Corsi & ricorsi/3. La svolta degli anni Novanta

Non c’è dubbio che, rispetto al tempo del Ministero Fortezza e dei suoi potentissimi e inamovibili direttori centrali, le vicende degli anni Novanta dello scorso secolo, culminate nella riforma ‘federalista’ dell’amministrazione scolastica (decentramento, autonomia delle scuole, direzioni generali regionali) abbiano inferto un colpo mortale al Potere burocratico centralistico, indebolendo anche il Contropotere dei sindacati, e quindi la contrattazione come strada maestra per la gestione del conflitto sociale.

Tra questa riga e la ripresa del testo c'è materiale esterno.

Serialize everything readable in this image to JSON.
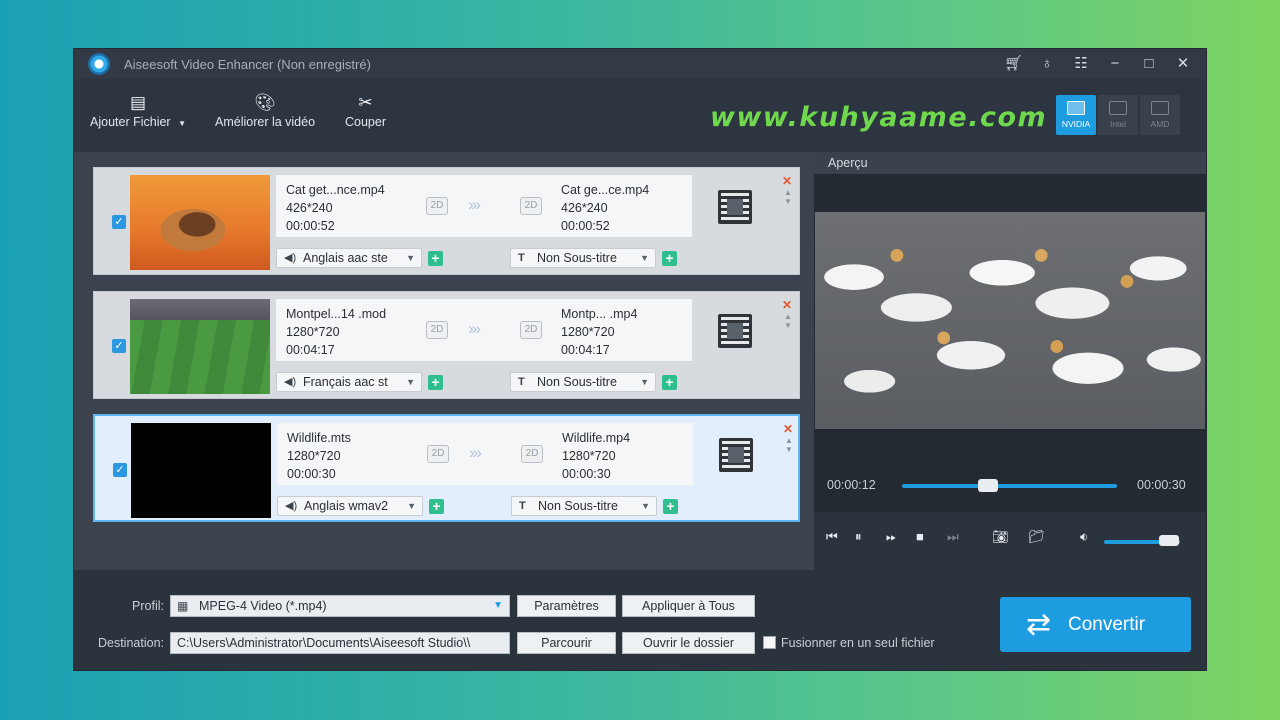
{
  "app": {
    "title": "Aiseesoft Video Enhancer (Non enregistré)"
  },
  "titlebar_icons": [
    "cart-icon",
    "pin-icon",
    "feedback-icon",
    "minimize-icon",
    "maximize-icon",
    "close-icon"
  ],
  "toolbar": {
    "add_file": "Ajouter Fichier",
    "enhance": "Améliorer la vidéo",
    "cut": "Couper",
    "gpu": [
      "NVIDIA",
      "Intel",
      "AMD"
    ],
    "gpu_active": "NVIDIA"
  },
  "watermark": "www.kuhyaame.com",
  "files": [
    {
      "src_name": "Cat get...nce.mp4",
      "src_res": "426*240",
      "src_dur": "00:00:52",
      "dst_name": "Cat ge...ce.mp4",
      "dst_res": "426*240",
      "dst_dur": "00:00:52",
      "audio": "Anglais aac ste",
      "subtitle": "Non Sous-titre",
      "mode_src": "2D",
      "mode_dst": "2D"
    },
    {
      "src_name": "Montpel...14 .mod",
      "src_res": "1280*720",
      "src_dur": "00:04:17",
      "dst_name": "Montp... .mp4",
      "dst_res": "1280*720",
      "dst_dur": "00:04:17",
      "audio": "Français aac st",
      "subtitle": "Non Sous-titre",
      "mode_src": "2D",
      "mode_dst": "2D"
    },
    {
      "src_name": "Wildlife.mts",
      "src_res": "1280*720",
      "src_dur": "00:00:30",
      "dst_name": "Wildlife.mp4",
      "dst_res": "1280*720",
      "dst_dur": "00:00:30",
      "audio": "Anglais wmav2",
      "subtitle": "Non Sous-titre",
      "mode_src": "2D",
      "mode_dst": "2D"
    }
  ],
  "preview": {
    "title": "Aperçu",
    "current_time": "00:00:12",
    "total_time": "00:00:30",
    "progress": 0.4,
    "volume": 0.85
  },
  "bottom": {
    "profile_label": "Profil:",
    "profile_value": "MPEG-4 Video (*.mp4)",
    "settings_btn": "Paramètres",
    "apply_all_btn": "Appliquer à Tous",
    "destination_label": "Destination:",
    "destination_value": "C:\\Users\\Administrator\\Documents\\Aiseesoft Studio\\\\",
    "browse_btn": "Parcourir",
    "open_folder_btn": "Ouvrir le dossier",
    "merge_label": "Fusionner en un seul fichier",
    "convert_btn": "Convertir"
  },
  "colors": {
    "accent": "#1e9ce0",
    "watermark": "#6fd84d",
    "add_green": "#2fbf8e",
    "delete_red": "#e2572c"
  }
}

A quel punto la protezione degli interessi delle categorie interessate, e soprattutto quella della enorme quantità di personale assunto a titolo precario, è passata sempre più dai tavoli contrattuali romani alle aule giudiziarie, sminuzzandosi in centinaia e migliaia di ricorsi individuali o di gruppi e sottogruppi con esiti incerti, a volte contraddittori, e senza alcun limite alla impugnazione di qualunque decisione amministrativa.

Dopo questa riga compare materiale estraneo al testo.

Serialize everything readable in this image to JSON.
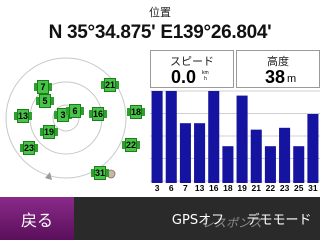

Certo, un ritorno al passato e ai suoi solidi interlocutori istituzionali sarebbe improponibile, oltre che impossibile, perché in nessun Paese del mondo, dopo la caduta dei regimi totalitari dell’Est euroasiatico (con la parziale eccezione della Cina), esistono sistemi scolastici governati in modo centralizzato che diano buoni risultati in termini di efficacia e di efficienza. Ma lo spettacolo di impotenza amministrativa, incertezza del diritto e confusione che regna oggi nella nostra scuola non può essere ulteriormente tollerato. Occorre ristabilire alcuni principi basilari che tutti siano tenuti a rispettare, a partire da quei magistrati che troppo facilmente accolgono qualunque tipo di ricorso. Per esempio il principio che chi sbaglia paga, anche quei magistrati che, magari senza rendersene pienamente conto, accogliendo ricorsi chiaramente infondati producono gravi danni alla Pubblica Amministrazione inceppandone in vario modo il funzionamento.

Certo, una preventiva semplificazione della giungla giuridica che consente a tanti avvocati e magistrati di esplorare sempre nuovi e inusitati percorsi aiuterebbe a sbagliare di meno e a restaurare una soglia accettabile di certezza del diritto.